Hafsa Kanjwal and Mohamad Junaid – State and Political Subjectivity in Kashmir

Friday, May 11, 2018

2 p.m. – 4 p.m.

Joukowsky Forum

A historian and an anthropologist come together to speak on Kashmir—a picturesque Himalayan region with a longstanding self-determination movement (Tehreek)—which has been subjected to several interstate wars between India and Pakistan, and persistent violence. Hafsa’s talk will focus on how Kashmir's disputed political status engendered a particular form of developmentalism in the 1950s and 1960s, and the implications this had for the period of State-formation in the aftermath of the region’s contested accession around the time of partition of the Indian subcontinent. Junaid’s research covers the themes of military occupation, space, memory, and political subjectivity in Kashmir since the late 1980’s when Tehreek became a mass movement and an armed struggle. Together, the two presentations will cover post-1947 developments in Kashmir, to not only highlight the development of State institutions and their workings in a legally disputed and militarized context, but also the mechanisms by which people negotiate the precarity of such political forms and also propose alternative political visions.

Hafsa Kanjwal is Assistant Professor of History at Lafayette College. She completed her PhD in history and women’s studies at the University of Michigan at Ann Arbor, focusing on contemporary Kashmiri history. Her interests include: South Asia, Kashmir, Islam, Women’s and Gender Studies, Islam in America.
Kanjwal has written on Kashmir for a variety of news outlets including The Washington Post, Al Jazeera America, Kindle Magazine, Foreign Policy Magazine, Kashmir Life, Kashmir Ink, and the Al Jazeera Center for Study. She has spoken on Kashmir for Al Jazeera English's The Stream and Inside Story news programs. 

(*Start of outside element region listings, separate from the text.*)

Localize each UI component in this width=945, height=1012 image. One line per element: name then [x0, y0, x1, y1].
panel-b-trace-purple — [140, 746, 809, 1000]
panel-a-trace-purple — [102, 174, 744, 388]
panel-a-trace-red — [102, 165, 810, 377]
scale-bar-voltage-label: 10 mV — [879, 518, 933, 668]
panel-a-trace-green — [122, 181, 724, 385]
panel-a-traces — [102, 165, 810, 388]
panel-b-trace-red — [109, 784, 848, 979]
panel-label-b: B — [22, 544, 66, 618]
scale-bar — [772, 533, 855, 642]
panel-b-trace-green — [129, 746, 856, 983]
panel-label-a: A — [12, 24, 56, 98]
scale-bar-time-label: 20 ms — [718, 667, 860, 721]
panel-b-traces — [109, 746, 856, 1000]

Mohamad Junaid is Visiting Assistant Professor at Hobart and William Smith Colleges. He completed his PhD in Cultural Anthropology at the Graduate Center, City University of New York. His writings focus on military occupation, space, memory, martyrdom, and violence in Kashmir. 

Junaid has contributed to edited volumes; Everyday Occupations: Experiencing Militarism in South Asia and the Middle East (2013); Until My Freedom Has Come: The New Intifada in Kashmir (2012); Of Occupation and Resistance (2013); The Hanging of Afzal Guru (2013); and They Gave Us Blood: Normalcy, Sacrifice, and Terror in Kashmir (forthcoming). His essays have also appeared in Economic and Political Weekly, Greater Kashmir, Kashmir Reader, Aljazeera, Tehelka, and Guernica.